Die starken Regenfälle in den vergangenen Stunden haben zu vielen Einsätzen für die Feuerwehr geführt. Vielerorts wurden Straßen überschwemmt, Keller stehen unter Wasser. In Schmallenberg wurde Stadtalarm ausgelöst.

„Wir stehen kurz vor der Katastrophenschwelle“, erklärte Ralf Fischer, Pressesprecher der Feuerwehr der Stadt Schmallenberg aus SauerlandKurier-Nachfrage am Mittwoch-Nachmittag. Der Grund: „Wir können nicht mehr alle Einsätze bedienen und arbeiten sie jetzt nach Prioritäten ab.“ So wurde die Situation von Minute zu Minute schlimmer. „Das Wasser steigt und ist teilweise nicht mehr zu halten“, so Fischer. Auch in Altenilpe und Niederberndorf war die Feuerwehr im Dauereinsatz. Dort standen Häuser und Scheunen unter Wasser, Straßen waren überschwemmt. In der Kapelle in Altenilpe hatte das Wasser am Vormittag den kompletten Keller geflutet. Im Zentrum des Einsatzes in Dorlar, war unter anderem die Jugendhilfeeinrichtung Martinswerk vom Hochwasser betroffen. Außerdem standen mehrere Häuser „knietief unter Wasser“. Die Ortschaft Niederberndorf war in tieferen Bereichen komplett überflutet und musste teilweise aufgegeben werden. „Hier gilt es, in den nächsten Tagen den Bürgern bei Aufräum- und Entwässerungsarbeiten Unterstützung zu leisten“, so der Pressesprecher.

„Im Laufe des Mittwoch-Nachmittags hat sich die Einsatzsituation in der Stadt Schmallenberg massiv verschärft“, gab Fischer ein Update am Abend. Insbesondere die Ortschaften Dorlar, Niederberndorf und Arpe seien vom Hochwasser extrem betroffen.

Erdrutsch an der B511 - Straße in absehbarer Zeit nicht mehr befahrbar

Besonders schwierig wurde die Situation durch einen Erdrutsch an der B511, der einen großen Teil der Straße weggerissen hat. Die Bundesstraße zwischen Bad Fredeburg und Heiminghausen ist auf absehbare Zeit nicht mehr befahrbar. „In Zusammenhang mit der Baustelle der L776 ist damit die Stadt Schmallenberg von wichtigen Verkehrsadern abgeschnitten“, so Fischer. Hier werde an einer Lösung gearbeitet. Mittlerweise hat Straßen.NRW die L776 ab Samstag aufgrund der aktuellen Situation freigegeben. Lesen Sie hierzu: https://www.sauerlandkurier.de/hochsauerlandkreis/schmallenberg/boedefelder-strasse-in-bad-fredeburg-wird-freigegeben-90863074.html

Niederberndorf „musste teilweise aufgegeben werden“

Die Feuerwehr der Stadt Schmallenberg habe beim Hochsauerlandkreis überörtliche Hilfe und Amtshilfe des Technischen Hilfswerks angefordert. Im Einsatz waren zirka 230 Einsatzkräfte.

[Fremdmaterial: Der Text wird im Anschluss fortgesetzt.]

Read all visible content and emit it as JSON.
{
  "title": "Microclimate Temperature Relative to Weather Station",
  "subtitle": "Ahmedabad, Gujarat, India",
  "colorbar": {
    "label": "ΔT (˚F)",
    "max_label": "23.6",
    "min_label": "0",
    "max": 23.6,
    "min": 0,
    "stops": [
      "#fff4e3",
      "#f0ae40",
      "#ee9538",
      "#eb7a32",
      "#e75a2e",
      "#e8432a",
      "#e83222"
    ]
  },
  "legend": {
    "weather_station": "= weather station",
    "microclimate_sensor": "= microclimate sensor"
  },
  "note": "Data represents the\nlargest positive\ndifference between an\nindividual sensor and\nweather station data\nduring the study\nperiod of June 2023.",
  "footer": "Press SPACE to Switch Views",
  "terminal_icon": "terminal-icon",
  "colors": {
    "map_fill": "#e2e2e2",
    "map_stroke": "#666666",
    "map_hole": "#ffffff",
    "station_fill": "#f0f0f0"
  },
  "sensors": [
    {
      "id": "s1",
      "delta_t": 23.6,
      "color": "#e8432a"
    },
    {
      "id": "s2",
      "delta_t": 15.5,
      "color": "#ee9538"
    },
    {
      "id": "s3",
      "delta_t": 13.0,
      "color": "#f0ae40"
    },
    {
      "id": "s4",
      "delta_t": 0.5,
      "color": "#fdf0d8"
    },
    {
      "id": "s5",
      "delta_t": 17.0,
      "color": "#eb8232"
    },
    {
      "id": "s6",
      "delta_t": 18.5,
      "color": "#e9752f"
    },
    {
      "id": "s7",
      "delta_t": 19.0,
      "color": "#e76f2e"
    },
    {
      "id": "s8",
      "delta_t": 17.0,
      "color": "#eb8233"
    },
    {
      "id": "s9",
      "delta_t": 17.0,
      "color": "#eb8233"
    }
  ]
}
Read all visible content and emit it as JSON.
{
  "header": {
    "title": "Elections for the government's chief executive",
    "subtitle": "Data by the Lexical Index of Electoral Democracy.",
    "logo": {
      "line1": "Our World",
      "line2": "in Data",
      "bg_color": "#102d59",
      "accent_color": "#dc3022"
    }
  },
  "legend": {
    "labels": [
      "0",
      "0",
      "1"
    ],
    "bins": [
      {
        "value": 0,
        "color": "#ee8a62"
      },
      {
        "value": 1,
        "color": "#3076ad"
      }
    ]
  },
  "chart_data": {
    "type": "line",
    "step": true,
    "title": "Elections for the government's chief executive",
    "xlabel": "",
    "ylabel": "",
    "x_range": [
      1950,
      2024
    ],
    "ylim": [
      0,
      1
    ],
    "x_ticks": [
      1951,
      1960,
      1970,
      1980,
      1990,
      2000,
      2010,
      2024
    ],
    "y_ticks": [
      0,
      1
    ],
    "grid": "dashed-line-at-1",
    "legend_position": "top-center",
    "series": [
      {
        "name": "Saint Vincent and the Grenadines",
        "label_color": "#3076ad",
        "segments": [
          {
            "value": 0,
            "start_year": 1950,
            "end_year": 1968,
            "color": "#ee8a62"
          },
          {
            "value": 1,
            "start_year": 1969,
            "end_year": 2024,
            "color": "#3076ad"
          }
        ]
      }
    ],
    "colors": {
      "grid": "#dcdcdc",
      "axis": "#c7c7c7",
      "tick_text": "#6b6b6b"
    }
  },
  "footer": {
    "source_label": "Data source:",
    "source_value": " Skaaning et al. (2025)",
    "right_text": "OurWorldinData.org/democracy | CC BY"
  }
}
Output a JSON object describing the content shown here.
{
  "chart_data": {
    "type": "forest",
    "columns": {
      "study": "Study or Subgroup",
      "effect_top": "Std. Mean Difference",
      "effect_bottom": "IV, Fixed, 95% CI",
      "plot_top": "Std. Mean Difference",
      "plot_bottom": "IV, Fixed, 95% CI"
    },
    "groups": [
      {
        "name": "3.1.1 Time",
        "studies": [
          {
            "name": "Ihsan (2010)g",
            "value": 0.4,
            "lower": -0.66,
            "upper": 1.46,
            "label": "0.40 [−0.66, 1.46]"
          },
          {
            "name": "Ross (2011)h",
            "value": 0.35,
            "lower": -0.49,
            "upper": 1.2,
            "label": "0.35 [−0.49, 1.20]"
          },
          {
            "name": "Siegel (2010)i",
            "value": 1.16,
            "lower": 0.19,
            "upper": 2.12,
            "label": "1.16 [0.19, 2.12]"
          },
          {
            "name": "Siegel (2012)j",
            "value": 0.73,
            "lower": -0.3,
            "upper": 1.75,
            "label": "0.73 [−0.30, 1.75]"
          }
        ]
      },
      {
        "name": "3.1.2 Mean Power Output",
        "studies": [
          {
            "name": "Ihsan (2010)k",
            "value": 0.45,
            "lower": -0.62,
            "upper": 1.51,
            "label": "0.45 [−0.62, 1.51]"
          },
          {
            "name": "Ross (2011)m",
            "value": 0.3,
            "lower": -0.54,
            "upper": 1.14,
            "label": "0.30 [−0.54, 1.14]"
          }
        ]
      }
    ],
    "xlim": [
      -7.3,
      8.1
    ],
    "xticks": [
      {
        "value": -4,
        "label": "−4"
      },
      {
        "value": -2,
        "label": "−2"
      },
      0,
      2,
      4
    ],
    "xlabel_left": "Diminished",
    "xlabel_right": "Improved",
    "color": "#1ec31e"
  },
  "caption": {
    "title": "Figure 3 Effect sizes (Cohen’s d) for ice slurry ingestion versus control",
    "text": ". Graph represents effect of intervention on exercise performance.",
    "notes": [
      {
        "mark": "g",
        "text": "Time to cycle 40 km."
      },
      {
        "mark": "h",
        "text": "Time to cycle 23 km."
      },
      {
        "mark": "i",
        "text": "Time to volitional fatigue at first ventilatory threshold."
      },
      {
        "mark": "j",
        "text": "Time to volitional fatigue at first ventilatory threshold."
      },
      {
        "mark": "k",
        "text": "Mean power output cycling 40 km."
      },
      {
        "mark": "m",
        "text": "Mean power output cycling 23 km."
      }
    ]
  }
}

Neben der Feuerwehr der Stadt Schmallenberg, wurde das THW Arnsberg, Meschede, Hallenberg, Hesborn und Paderborn sowie ein Zug des HSK waren vor Ort und ein kompletter Zug von Feuerwehreinheiten aus dem Bereich Winterberg/Hallenberg.

In der gesamten Nacht waren Einsatzkräfte von Feuerwehr und THW im Stadtgebiet weiter mit der Bekämpfung von Hochwasserschäden beschäftigt. Am gestrigen Tag wurden über 60 Einsatzstellen angefahren, zieht die Schmallenberger Wehr Bilanz. In der Zeit von 0.30 bis 6 Uhr wurden die Einheiten vom Hochsauerlandkreis geführt. Seit 6 Uhr war die Feuerwehreinsatzzentrale in Bad Fredeburg wieder tätig und koordinierte die Einsätze und Einheiten im Stadtgebiet. Bereits am Donnerstagmorgen hatte sich die Situation im Bereich Dorlar, Arpe, Berghausen und insbesondere Niederberndorf aber deutlich entspannt.